Unfortunately, there are just a few small problems with that logic. Namely, there is no way in hell an exemption-free draft would ever get passed in this country to fight some ethereal "war on terror" on another questionable front. Any lawmaker who even talked about it would not merely commit political suicide, but probably earn himself a political Darwin Award to boot. And if by some miracle such a thing came to pass and the privileged were drafted into uniform, President Bush would stage a teary public confession of every minor misstep he has ever made, renounce Christianity and stop talking like a phony Texas dolt before that army would never see combat.

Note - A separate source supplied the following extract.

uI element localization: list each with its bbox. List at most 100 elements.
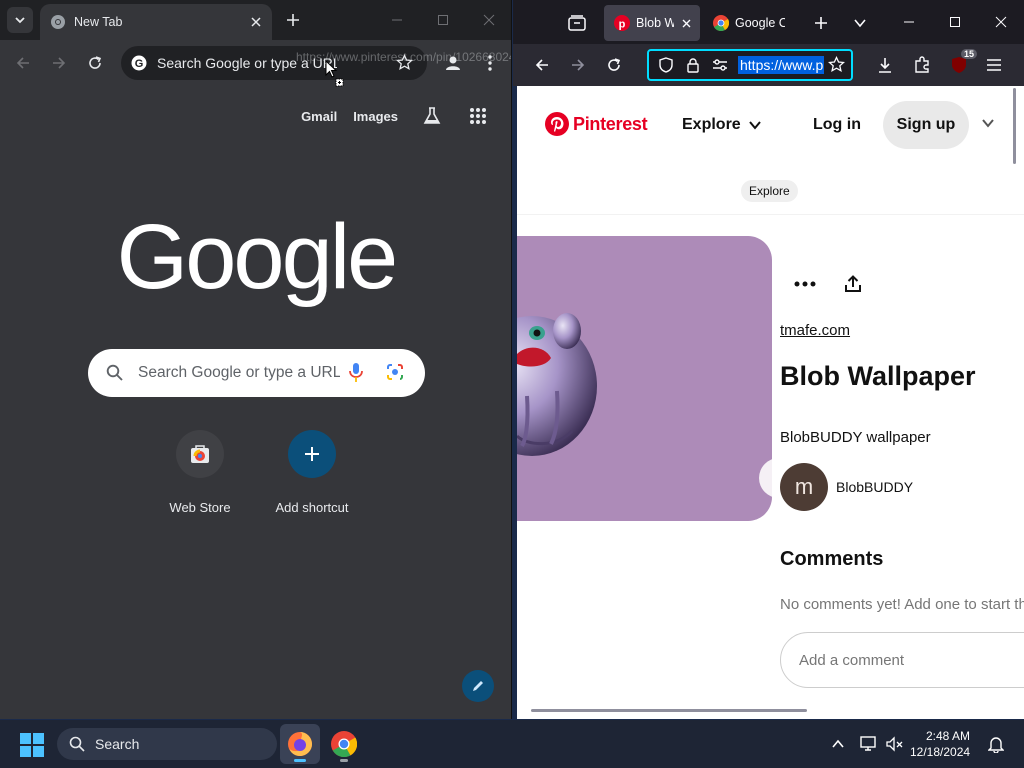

If any serious policy discussion about reinvigorating the selective service started up, the protest that would blast from every constituency in this country would only serve to make the nation appear less united and less committed to stopping Iran by any means necessary. While protesting against military action by opposing a draft, demonstrations would once again backfire by revealing U.S. threats as toothless and giving Iran incentive to shut down any remaining channels for productive diplomacy and escalate, leaving the military options as the only ones remaining on the proverbial table. It would also drive presidential and Congressional approval down to subterranean depths, making Bush even more desperate to salvage his precious legacy and lawmakers more desperate to secure their re-elections by making another dramatic show of strategic and catastrophic air-power force against this oh-so-convenient new threat.

Suck though it may, to get anything accomplished in contemporary national politics, you can't just shout your righteous cries to the wind and ignore all else to avoid contamination–you need to pay attention to the other side's positions and players and interests if you are to have any hope of figuring out who you should be targeting with your complaints and how to appeal to them successfully.

However fresh or visionary your ideas, they can't bring about any change when you ignore the political reality in which they must necessarily be embedded–not any positive change, at any rate.

And just as an aside, should I be on the Pulitzer Prize committee or what? Congratulations to The New York Times’ Nicholas Kristof on winning this year’s award for commentary. (And better luck next year to the ever insightful, inspiring and true humanitarian that is David Brooks.)